Regression analysis is a statistical process done to study the relationship between a set of independent variables (explanatory variables) and the dependent variable (response variable). Through this technique, it will be possible to understand how the value of the response variable changes when the explanatory variable is varied.
Consider some data that is collected about a group of students, on: number of study hours per day, attendance at school, and scores on the final exam obtained. Through regression techniques, we can quantify the average increase in the final exam score when we add one more hour of study. Lower attendance in school (decreasing the student's experience) lowers the scores in the final exam.
A regression analysis can have two objectives:
- Explanatory analysis: To understand and weigh the effects of the independent variable on the dependent variable according to a particular theoretical model
- Predictive analysis: To locate a linear combination of the independent variable to predict the value assumed by the dependent variable optimally
In this chapter, we will be introduced to the basic concepts of regression analysis, and then we'll take a tour of the different types of statistical processes.

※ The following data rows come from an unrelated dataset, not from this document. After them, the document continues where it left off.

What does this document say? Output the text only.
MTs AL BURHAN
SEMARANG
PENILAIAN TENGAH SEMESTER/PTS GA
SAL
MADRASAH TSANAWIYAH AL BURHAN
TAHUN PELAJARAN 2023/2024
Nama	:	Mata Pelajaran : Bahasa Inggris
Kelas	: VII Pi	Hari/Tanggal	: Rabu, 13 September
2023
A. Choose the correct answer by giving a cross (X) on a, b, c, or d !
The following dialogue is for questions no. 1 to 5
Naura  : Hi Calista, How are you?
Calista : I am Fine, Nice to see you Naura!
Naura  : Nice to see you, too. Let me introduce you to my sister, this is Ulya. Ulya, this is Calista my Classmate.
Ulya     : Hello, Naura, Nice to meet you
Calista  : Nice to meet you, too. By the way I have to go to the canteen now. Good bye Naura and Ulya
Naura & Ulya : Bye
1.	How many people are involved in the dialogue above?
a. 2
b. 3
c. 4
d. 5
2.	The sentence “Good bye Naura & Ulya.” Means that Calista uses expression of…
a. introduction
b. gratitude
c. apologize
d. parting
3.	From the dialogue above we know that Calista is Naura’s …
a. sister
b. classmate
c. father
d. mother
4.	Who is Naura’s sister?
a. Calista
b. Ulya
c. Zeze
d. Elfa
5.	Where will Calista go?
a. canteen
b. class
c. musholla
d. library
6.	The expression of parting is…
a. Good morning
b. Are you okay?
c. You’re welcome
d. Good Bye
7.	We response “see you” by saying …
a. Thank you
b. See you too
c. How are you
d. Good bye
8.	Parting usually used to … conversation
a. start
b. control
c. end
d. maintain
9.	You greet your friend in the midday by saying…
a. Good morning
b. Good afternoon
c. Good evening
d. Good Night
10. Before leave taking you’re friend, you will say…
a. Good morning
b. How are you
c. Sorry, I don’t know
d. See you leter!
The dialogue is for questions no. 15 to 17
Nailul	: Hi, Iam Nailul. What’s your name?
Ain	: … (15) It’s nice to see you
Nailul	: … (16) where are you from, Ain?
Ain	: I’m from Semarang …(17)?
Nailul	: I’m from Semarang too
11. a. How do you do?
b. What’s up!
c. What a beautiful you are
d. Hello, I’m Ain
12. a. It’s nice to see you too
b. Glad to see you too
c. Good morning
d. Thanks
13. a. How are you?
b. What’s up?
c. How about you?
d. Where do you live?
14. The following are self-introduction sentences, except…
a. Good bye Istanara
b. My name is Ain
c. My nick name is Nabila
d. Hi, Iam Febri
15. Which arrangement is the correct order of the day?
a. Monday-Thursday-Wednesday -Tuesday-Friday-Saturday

In addition to this, we will also introduce the R language and cover the basics of the R programming environment. Finally we will explore the essential tools that R provides for understanding the amazing world of regression.
We will cover the following topics:
- The origin of regression
- Types of algorithms
- How to quickly set up R for data science
- R packages used throughout the book
At the end of this chapter, we will provide you with a working environment that is able to run all the examples contained in the following chapters. You will also get a clear idea about why regression analysis is not just an underrated technique taken from statistics, but a powerful and effective data science algorithm.